Considera le lusinghe della tua sensualità. Questa si studia di attrarti a se con volere, che tu non tanto ti regoli dal discorso, quanto dai sensi, e che però non t’innamori di beni astratti, impercettibili, ignoti, quali sono i Celesti, mentre per essi convien lasciar i terreni, cioè lasciare di godere il presente per il futuro. E cosi tende la temeraria a levarti ancora la fede, perchè non v’è cosa, la quale generi tanto l’infedeltà, quanto questa via di procédere animalesca.

IV.

Considera le lusinghe della tua umanità, cioè di quella tua parte della natura, non depravata, ma fiacca, alla quale alluse l’Apostolo, quando disse: « Humanum dico propter infirmitatem carino vestrae. — Parlo da uomo a riguardo della debolezza della vostra carne » (Lettera ai Romani 6, 19).
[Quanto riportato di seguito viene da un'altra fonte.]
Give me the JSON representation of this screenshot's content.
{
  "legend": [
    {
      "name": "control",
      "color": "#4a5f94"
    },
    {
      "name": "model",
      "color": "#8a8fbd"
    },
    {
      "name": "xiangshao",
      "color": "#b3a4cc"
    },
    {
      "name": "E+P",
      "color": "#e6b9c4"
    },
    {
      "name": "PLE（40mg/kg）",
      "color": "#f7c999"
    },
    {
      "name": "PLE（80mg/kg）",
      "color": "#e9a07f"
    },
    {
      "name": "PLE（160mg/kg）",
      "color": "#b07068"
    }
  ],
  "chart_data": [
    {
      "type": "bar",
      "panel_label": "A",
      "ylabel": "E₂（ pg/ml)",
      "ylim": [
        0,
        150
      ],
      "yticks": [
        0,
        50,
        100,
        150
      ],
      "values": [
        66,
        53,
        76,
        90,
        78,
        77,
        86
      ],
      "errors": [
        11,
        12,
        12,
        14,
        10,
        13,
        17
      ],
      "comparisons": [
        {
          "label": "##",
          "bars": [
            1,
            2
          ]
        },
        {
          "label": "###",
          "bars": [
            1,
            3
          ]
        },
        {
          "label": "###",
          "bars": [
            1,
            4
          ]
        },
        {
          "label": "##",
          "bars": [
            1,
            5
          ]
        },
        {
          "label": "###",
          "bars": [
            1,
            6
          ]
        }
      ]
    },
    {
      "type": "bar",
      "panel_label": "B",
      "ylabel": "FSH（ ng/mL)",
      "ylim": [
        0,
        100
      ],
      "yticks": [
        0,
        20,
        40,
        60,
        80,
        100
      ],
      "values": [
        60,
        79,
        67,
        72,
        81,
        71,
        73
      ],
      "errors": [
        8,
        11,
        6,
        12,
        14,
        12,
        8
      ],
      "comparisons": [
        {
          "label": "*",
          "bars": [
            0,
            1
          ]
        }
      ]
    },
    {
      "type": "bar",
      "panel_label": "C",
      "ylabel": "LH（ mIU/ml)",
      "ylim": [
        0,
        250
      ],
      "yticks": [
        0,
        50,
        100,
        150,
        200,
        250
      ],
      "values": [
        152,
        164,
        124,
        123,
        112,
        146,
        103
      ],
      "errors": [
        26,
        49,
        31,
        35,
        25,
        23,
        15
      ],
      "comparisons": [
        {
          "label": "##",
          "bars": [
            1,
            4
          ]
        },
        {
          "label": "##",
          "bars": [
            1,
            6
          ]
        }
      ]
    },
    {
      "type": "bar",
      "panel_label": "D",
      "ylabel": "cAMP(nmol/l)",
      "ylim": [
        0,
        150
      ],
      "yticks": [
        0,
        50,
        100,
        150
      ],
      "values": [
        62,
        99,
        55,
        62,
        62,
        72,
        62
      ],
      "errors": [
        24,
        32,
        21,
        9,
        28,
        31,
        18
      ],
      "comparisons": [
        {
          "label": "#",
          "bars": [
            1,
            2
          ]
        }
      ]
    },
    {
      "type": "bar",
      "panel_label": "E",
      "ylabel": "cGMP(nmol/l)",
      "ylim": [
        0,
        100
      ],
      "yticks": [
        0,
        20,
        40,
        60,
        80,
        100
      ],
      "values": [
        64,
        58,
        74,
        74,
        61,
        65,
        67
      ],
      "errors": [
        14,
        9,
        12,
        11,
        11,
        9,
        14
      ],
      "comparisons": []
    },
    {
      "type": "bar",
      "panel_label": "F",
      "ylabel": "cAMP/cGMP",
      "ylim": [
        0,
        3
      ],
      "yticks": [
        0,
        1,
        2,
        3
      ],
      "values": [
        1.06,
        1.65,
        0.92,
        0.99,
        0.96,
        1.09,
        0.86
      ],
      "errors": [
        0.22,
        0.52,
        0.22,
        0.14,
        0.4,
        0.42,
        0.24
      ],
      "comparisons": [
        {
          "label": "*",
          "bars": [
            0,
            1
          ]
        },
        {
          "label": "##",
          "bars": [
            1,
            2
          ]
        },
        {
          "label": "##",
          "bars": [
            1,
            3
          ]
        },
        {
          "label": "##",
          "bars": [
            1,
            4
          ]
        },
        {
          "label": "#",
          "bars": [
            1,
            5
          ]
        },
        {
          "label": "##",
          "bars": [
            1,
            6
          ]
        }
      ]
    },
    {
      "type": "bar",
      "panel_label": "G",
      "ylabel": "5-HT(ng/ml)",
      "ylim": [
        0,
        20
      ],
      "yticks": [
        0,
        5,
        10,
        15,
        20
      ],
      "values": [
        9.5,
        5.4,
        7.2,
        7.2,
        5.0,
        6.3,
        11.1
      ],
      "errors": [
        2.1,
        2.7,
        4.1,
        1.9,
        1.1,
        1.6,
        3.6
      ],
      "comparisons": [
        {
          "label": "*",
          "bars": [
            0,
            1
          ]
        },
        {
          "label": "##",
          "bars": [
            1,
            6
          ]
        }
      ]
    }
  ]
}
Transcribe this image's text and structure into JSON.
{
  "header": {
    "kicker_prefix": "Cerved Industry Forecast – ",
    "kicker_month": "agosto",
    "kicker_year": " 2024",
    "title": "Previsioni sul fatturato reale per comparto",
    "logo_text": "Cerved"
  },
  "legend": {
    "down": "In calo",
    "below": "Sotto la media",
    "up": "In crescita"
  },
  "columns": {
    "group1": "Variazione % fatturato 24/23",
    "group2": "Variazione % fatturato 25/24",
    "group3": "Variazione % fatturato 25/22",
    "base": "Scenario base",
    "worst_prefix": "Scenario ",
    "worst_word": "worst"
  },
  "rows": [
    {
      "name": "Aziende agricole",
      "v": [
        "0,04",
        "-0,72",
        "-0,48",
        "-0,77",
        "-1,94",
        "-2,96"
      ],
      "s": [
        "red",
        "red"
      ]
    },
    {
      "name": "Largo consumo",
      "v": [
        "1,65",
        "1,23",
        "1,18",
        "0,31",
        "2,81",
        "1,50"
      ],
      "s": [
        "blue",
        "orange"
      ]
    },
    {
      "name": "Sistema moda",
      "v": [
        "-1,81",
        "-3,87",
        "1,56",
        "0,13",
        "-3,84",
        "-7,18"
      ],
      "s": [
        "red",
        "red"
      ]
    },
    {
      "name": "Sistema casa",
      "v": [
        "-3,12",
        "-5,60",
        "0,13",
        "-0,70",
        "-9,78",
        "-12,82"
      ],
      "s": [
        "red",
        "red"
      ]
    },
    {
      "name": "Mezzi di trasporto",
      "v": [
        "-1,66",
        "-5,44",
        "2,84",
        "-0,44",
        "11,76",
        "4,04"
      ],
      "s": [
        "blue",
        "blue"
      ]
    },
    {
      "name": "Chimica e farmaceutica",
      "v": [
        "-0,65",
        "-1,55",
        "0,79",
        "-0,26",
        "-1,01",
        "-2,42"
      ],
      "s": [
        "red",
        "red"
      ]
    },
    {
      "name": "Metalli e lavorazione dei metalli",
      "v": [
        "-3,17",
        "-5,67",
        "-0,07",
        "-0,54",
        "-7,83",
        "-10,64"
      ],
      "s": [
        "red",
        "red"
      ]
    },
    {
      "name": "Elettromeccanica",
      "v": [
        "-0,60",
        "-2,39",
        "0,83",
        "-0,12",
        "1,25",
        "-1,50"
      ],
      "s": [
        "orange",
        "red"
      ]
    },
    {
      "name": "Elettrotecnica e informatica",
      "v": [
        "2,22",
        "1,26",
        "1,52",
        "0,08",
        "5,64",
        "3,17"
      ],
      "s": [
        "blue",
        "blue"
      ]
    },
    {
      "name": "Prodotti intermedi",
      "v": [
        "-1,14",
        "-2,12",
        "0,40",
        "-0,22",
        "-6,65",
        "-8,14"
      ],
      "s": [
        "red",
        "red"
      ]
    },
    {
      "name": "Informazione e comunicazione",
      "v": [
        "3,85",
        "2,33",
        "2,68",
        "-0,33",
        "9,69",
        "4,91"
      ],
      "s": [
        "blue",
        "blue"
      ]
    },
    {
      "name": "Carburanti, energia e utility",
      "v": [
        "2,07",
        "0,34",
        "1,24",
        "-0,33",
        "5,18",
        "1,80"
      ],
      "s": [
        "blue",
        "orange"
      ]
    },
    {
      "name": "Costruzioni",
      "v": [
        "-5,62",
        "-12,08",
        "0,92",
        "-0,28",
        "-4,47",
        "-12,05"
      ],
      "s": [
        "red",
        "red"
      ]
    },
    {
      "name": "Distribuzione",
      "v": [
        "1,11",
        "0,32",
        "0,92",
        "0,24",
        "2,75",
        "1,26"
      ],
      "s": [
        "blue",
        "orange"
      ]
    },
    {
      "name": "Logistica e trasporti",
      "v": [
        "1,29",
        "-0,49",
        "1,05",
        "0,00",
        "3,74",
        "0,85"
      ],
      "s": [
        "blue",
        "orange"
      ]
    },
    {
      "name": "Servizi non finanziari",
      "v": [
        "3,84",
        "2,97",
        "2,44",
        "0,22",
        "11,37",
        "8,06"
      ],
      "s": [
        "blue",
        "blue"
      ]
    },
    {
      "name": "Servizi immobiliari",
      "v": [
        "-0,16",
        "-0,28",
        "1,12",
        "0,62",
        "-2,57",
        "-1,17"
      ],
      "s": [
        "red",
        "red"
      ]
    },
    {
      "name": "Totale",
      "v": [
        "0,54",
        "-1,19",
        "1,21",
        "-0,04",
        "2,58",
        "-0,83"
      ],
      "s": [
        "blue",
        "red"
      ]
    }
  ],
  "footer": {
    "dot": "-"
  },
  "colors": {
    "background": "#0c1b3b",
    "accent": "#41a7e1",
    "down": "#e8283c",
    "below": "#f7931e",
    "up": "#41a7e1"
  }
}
Questa ancor ella verba sua dulcia facit, perchè ti dice, che convien servir a Dio tuo ultimo fine, ma che non bisogna ammazzarsi; che basta contentarsi di una bontà mediocre, senza volere aspirare alla santità; che è maggior gloria di. Dio operar con moderazione, e così potere col tempo giovare a molti, che operare con gran fervore, ma uccidersi innanzi il tempo.

V.

Considera come dalle lusinghe di ambedue queste ha da preservarti la sposa tua e la tua amica. La Sapienza, ch’è sposa tua, ha da preservarti dalle lusinghe della sensualità, con tenerti stretto fra le sue braccia, ch’è quanto dire, con fare, che tu stii sempre forte nella cognizione del tuo ultimo fine. Sinchè farà così non vi sarà rischio, che tu rivolti a questo le spalle, per idolatrar quei beni, che sono soggetti al senso. La Prudenza, ch’è tua amica, ha da preservarti dalle lusinghe della tua umanità, con far che tu discretamente consideri fino a qual termine sia conveniente di udirla, perchè nè tutto si deve a questa concedere facilmente, nè tutto crudelmente negare. Ci vuol prudenza. Non si può dare altra regola.

VI.

Considera, come questo santo Dottore Angelico seppe con quella Sapienza, e con quella Prudenza, ch’egualmente in lui furono sovrumane, schermirsi behe da quei lusinghevoli assalti, che in noi procedono o da iniquità, o da fiacchezza; mentre visse in terra qual Angelo di costumi. Ma se mai ciò divinamente egli fece, fu quando si schermì dagli assalti di quella sciagurata femmina, non pur aliena, ma strania, che andò a tentarlo. Allora sì ch’egli vide pronto il soccorso che ricevette e dalla Sapienza e dalla Prudenza. La Sapienza fece, ch’egli senza una minima esitazione la rigettasse a un tratto da sè ; la Prudenza che la rigettasse con un partito sì proporzionato, qual fu avventarle contro un tizzone. E tu pure impara, che a saperti ben governare tra assalti simili ci vuol Sapienza e Prudenza. Sapienza per tener sempre vivissima nella mente la cognizione del tuo ultimo fine, per aderire a lui con fortezza: Prudenza per fuggire le occasioni pericolose, o per isbrigartene, quando esse vengano contro tua voglia a trovarti.